The microbiological knowledge of Dr Sean Nair, from the Eastman Dental Institute from UCL is helping to cultivate strains of bacteria that prevent the growth of MRSA bacteria; the material engineering expertise of Professor Mark Miodownik, director of the Institute of Making to help formulate the clays and concretes that foster the ideal porous surfaces for microbial growth; and Carolina Ramirez-Figueroa, product designer at the RCA – to help fashion tiles, handles and panels that invite peoples’ touch.
It’s perhaps Richard’s skill as an architect that allows him to translate successfully between these varied disciplines each of which exist at radically different scales. Architects, after all, are experts in negotiating between large and small. Reconciling humans with giants. From skylines and facades that play well with their neighbours, to each nook and corner of an interior that can happily accommodate the humans within it.

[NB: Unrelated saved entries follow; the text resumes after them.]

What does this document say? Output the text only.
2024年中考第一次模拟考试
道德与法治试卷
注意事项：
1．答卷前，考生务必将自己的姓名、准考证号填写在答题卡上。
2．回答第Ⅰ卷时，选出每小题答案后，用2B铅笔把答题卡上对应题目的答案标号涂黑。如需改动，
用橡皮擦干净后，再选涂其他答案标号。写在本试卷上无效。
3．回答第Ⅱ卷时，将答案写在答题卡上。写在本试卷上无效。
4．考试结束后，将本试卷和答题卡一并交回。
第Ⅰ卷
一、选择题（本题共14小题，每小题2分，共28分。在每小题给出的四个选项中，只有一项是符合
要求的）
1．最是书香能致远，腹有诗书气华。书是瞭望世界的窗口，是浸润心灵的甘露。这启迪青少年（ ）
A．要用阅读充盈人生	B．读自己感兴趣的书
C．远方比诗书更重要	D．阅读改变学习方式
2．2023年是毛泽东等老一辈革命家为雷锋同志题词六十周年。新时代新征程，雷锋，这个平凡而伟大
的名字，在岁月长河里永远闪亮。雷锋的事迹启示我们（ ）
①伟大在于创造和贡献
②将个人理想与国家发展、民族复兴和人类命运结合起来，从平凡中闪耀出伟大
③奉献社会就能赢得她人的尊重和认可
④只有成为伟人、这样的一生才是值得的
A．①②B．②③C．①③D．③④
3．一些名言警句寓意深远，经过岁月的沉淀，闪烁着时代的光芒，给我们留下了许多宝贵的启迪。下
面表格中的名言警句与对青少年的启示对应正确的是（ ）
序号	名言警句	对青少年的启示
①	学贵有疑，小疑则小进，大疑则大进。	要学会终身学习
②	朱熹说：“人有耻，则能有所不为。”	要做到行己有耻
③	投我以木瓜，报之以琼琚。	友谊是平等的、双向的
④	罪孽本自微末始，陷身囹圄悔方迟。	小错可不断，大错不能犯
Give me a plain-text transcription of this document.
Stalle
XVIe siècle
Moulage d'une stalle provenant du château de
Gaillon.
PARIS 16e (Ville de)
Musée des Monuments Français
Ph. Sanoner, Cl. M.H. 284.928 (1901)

As Richard explains: “We start by designing materials at the micro-scale with tiny holes at just less than half a hair’s breadth to create suitable porous conditions for bacteria to grow in. We then describe the meso-scale of 0 – 3mm where textures and geometries can create miniature climates and niches on surfaces that trap bacteria or help them disperse. Then at the macro-scale we are designing at the level that you can see and ultimately… touch”.
Through design of invitingly tactile surfaces, Richard’s architecture acts as the interface for the microbiome, and in doing so creates a continuum between ourselves, our environment and one another.